Soranus, a Greek gynecologist who treated women in ancient Rome, wrote that as a man ejaculates, his female partner “must hold her breath and draw herself away a little, so that the seed may not be hurled too deep into the cavity of the uterus. And getting up immediately and squatting down, she should induce sneezing and carefully wipe the vagina all round.” Although Soranus doesn’t go into too much detail about how to induce sneezing, his suggestion was essentially meant to expel the semen from the woman’s body.

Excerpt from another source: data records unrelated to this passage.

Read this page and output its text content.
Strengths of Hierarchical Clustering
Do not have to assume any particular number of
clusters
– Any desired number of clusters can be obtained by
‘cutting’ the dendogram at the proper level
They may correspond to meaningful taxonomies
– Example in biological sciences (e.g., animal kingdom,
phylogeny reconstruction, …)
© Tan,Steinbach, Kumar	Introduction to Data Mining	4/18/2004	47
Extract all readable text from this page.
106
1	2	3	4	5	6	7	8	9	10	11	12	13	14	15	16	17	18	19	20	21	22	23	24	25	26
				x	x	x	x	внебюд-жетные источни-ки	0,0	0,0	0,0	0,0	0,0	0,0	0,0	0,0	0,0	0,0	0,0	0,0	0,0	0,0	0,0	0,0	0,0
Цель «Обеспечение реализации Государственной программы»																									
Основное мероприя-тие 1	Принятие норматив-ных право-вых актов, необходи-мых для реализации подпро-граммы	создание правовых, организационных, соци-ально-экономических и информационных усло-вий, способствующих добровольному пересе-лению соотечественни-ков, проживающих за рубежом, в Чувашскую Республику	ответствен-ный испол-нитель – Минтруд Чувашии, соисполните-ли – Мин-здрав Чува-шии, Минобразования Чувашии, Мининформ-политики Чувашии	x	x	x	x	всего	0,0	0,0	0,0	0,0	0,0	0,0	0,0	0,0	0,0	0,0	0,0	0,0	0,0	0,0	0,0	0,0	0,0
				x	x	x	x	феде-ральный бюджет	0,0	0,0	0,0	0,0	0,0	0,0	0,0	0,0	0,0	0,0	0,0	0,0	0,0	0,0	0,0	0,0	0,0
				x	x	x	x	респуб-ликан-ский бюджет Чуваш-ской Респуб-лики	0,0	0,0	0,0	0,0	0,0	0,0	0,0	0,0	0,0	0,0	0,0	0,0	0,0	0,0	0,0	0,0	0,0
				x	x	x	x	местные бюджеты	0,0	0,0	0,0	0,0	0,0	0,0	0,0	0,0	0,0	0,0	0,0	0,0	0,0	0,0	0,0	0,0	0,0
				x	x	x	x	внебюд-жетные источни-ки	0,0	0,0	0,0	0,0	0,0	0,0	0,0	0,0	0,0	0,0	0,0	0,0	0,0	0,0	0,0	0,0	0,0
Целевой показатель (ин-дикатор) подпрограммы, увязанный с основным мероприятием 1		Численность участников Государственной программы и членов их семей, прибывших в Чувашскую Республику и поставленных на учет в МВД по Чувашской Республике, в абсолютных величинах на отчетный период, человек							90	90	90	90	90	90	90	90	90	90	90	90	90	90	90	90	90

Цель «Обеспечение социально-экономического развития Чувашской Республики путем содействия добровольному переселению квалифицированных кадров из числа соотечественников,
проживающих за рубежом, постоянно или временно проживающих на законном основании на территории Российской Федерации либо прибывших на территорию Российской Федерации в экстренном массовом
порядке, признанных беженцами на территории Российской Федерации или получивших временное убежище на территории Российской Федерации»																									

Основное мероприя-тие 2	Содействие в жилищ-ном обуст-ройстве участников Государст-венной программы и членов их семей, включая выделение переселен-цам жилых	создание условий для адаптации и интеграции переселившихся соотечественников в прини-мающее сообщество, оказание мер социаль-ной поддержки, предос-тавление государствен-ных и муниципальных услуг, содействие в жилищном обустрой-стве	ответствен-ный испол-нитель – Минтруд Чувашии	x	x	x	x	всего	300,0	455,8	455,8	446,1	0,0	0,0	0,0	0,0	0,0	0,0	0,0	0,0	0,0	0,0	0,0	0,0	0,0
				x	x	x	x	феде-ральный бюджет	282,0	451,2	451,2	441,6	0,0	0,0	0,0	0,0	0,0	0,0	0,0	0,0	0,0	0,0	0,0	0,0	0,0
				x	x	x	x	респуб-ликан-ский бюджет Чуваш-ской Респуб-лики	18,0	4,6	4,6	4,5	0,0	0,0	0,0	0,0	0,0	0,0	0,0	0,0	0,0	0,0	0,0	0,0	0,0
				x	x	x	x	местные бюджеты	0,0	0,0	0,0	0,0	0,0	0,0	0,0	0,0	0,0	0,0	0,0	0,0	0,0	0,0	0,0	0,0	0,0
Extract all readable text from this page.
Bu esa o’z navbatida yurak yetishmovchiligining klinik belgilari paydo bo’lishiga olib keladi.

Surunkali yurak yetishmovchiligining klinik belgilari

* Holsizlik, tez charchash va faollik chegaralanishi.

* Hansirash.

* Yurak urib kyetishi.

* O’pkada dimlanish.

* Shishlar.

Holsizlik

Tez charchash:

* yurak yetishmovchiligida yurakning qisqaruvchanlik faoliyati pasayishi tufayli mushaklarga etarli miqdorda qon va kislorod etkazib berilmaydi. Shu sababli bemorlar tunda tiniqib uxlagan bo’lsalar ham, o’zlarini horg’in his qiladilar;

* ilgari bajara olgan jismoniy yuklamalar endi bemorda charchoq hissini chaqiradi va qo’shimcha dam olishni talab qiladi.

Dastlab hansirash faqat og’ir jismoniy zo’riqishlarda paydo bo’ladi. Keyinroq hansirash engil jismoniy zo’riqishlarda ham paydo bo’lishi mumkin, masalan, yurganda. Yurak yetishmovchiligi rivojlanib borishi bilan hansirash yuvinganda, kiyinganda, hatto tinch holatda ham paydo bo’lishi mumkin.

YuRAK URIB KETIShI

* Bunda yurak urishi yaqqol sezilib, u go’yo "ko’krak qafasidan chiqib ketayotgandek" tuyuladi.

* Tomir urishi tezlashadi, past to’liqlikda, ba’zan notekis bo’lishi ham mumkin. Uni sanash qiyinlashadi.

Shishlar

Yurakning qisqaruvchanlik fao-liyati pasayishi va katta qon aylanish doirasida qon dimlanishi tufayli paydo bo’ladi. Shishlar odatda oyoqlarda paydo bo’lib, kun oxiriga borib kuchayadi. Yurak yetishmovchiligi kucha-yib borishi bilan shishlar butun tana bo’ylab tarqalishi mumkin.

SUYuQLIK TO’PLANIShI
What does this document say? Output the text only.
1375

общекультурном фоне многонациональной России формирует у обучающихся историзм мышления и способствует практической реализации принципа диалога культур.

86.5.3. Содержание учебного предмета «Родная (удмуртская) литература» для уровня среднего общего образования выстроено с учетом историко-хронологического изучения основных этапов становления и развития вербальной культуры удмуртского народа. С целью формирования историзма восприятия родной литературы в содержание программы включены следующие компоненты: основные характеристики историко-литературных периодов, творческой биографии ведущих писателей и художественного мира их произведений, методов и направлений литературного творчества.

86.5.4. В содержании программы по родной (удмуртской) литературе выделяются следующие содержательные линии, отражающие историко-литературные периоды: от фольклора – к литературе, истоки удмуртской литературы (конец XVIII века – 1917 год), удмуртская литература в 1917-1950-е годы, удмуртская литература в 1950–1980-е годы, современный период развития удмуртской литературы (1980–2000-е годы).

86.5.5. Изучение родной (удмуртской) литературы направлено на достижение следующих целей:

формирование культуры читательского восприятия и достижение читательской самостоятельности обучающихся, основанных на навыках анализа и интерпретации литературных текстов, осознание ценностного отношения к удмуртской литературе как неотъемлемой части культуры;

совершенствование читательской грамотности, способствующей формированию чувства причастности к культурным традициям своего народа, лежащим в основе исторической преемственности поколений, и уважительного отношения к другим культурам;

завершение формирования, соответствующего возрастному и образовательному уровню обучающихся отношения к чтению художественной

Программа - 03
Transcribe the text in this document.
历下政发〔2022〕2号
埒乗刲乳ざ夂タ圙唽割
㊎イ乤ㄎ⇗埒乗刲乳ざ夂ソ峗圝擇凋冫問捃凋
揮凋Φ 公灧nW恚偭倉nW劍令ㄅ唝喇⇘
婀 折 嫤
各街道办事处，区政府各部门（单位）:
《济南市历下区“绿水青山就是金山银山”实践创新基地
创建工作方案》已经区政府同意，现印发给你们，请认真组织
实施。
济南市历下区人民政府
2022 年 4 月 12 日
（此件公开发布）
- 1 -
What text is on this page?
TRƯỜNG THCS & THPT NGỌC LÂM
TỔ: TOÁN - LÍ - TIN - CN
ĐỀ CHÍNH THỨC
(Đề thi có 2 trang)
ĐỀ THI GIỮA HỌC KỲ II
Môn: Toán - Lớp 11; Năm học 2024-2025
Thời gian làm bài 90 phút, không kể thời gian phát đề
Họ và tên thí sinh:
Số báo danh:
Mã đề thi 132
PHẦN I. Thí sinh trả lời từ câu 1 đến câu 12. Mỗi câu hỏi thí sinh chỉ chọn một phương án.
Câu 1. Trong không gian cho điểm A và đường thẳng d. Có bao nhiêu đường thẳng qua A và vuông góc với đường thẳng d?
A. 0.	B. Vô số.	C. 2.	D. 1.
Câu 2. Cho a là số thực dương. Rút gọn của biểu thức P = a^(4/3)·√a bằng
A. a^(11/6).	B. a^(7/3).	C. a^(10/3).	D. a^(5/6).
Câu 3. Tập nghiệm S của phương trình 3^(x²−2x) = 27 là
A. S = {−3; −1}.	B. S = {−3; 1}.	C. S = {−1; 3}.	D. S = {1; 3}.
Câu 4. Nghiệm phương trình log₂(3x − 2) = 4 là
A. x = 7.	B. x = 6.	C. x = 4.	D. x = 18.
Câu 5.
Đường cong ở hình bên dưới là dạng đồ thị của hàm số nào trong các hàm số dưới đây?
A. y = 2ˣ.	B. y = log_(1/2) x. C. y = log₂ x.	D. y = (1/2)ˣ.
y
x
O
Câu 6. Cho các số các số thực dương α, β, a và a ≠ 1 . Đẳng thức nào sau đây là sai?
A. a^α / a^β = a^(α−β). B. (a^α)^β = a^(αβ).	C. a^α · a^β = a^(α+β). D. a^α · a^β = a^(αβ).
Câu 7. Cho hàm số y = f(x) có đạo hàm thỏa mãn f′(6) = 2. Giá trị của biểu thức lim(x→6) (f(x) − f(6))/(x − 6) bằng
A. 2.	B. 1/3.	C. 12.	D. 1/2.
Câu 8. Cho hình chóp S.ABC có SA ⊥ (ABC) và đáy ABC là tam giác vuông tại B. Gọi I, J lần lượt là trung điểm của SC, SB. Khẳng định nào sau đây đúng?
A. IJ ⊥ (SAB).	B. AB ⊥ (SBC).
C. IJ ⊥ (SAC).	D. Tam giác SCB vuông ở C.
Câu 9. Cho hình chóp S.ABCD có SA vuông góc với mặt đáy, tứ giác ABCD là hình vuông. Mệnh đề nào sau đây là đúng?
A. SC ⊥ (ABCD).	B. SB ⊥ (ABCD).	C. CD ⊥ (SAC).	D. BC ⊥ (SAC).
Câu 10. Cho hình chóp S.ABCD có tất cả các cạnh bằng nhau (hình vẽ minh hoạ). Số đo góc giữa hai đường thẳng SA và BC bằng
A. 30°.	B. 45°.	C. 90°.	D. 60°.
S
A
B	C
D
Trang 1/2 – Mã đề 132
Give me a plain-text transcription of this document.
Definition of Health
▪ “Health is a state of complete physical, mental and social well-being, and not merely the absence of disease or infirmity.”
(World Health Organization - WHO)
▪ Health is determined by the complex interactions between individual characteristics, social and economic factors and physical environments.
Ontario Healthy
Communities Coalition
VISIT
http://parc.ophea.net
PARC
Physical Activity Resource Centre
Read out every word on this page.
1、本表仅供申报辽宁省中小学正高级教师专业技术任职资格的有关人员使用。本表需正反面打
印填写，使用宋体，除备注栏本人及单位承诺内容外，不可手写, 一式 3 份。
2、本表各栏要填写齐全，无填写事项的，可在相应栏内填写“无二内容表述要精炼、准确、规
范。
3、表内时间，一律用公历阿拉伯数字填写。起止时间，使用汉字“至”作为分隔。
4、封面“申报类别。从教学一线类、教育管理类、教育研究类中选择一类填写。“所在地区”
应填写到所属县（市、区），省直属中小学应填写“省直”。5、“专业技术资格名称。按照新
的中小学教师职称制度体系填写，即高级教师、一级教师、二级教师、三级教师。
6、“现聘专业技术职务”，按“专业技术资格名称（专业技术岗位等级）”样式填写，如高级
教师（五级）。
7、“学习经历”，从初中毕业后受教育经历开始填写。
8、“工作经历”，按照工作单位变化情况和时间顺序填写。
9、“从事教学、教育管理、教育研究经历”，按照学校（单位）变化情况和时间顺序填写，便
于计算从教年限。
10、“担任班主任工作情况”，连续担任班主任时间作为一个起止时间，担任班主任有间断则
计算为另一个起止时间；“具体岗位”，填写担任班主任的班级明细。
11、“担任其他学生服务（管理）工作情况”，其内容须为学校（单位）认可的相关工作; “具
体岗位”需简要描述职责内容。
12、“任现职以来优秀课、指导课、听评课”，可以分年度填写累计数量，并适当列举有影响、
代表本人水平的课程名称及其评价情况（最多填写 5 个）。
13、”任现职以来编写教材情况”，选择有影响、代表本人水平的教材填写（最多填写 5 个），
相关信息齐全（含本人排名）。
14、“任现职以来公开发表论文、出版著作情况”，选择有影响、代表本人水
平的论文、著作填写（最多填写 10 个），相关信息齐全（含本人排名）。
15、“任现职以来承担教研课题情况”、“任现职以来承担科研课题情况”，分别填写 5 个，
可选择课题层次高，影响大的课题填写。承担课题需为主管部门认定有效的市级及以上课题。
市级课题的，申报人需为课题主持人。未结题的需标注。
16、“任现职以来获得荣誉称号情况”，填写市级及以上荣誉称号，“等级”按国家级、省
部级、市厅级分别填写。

4. LIQUID LEAD AND MERCURY

To reduce their fertility, ancient Chinese women (usually prostitutes or the concubines of the emperor or members of his ruling party) drank lead, mercury, and arsenic, and possibly all three mixed together. Despite the potential for serious side effects, from kidney failure to brain damage to death, these women aimed to drink enough of these dangerous substances to be unable to conceive, but not enough to get poisoned. Some ancient Greek women also got in on the liquid lead trend, to the detriment of their health.

5. CROCODILE EXCREMENT

Ancient Egyptian women (circa 1800 BCE) used an unusual ingredient—crocodile excrement—to prevent pregnancy. After mixing the reptile’s feces with fermented dough, women would sprinkle the concoction on their vulvas or inside their vaginas to block sperm from reaching their uteri. Other ancient peoples in India and the Middle East used elephant feces for a similar form of birth control. Putting aside for the moment the unsanitary nature of inserting animal feces inside one's body, it's unknown how effective this would have been. Some researchers think that the alkaline nature of the feces could have killed the sperm, while others say that by increasing the naturally acidic vagina’s pH it was actually making pregnancy more likely, as greater alkalinity is beneficial for sperm. Unsurprisingly, it’s difficult to find people willing to test either hypothesis out.

6. OLIVE OIL

According to Soranus, Greek and Roman women who didn't want to conceive should smear an ointment of old olive oil on the orifice of the uterus (i.e. the cervix). Soranus was fairly lax about the recipe to make this primitive spermicide, suggesting that women could use olive oil, honey, cedar resin, or balsam tree juice, with or without white lead. He most likely learned about this olive oil contraceptive method from Aristotle, who also advocated that women put olive oil or cedar oil in their vaginas to slow the sperms' motility.

7. GHEE AND SALT

Women used whatever ingredients were readily available to them, so ancient Indian women in the 1st century CE inserted cotton dipped in a blend of ghee (clarified butter), honey, and/or tree seeds into their vaginas. They also used rock salt as a spermicide, which sounds excruciatingly uncomfortable, but the women most likely ground the salt into small, less sharp pieces.

8. JUNIPER BERRIES

Born in Asia Minor (modern Turkey) in the 1st century CE, Pedanius Dioscorides was a physician who wrote about the medicinal use of herbs. In De Materia Medica, he suggested that men and women crush juniper berries and smear them on their genitals. Although the contraceptive strength of juniper berries is up for debate, the berries may interfere with conception by decreasing the likelihood of implantation.

9. POMEGRANATES

To try one of Soranus’s contraceptive methods, get your hands on a pomegranate. According to the Greek gynecologist, women should grind the inside of a fresh pomegranate peel, add water, and apply it to their vagina. To make this contraceptive method more complex, Soranus offers alternative pomegranate recipes, such as two parts pomegranate peel to one part oak gall (a large growth on a tree caused by a certain type of insect) and equal parts pomegranate peel with rose oil and gum. After inserting the pomegranate internally, women “should always follow with a drink of honey water.” Sounds like a plan, Soranus.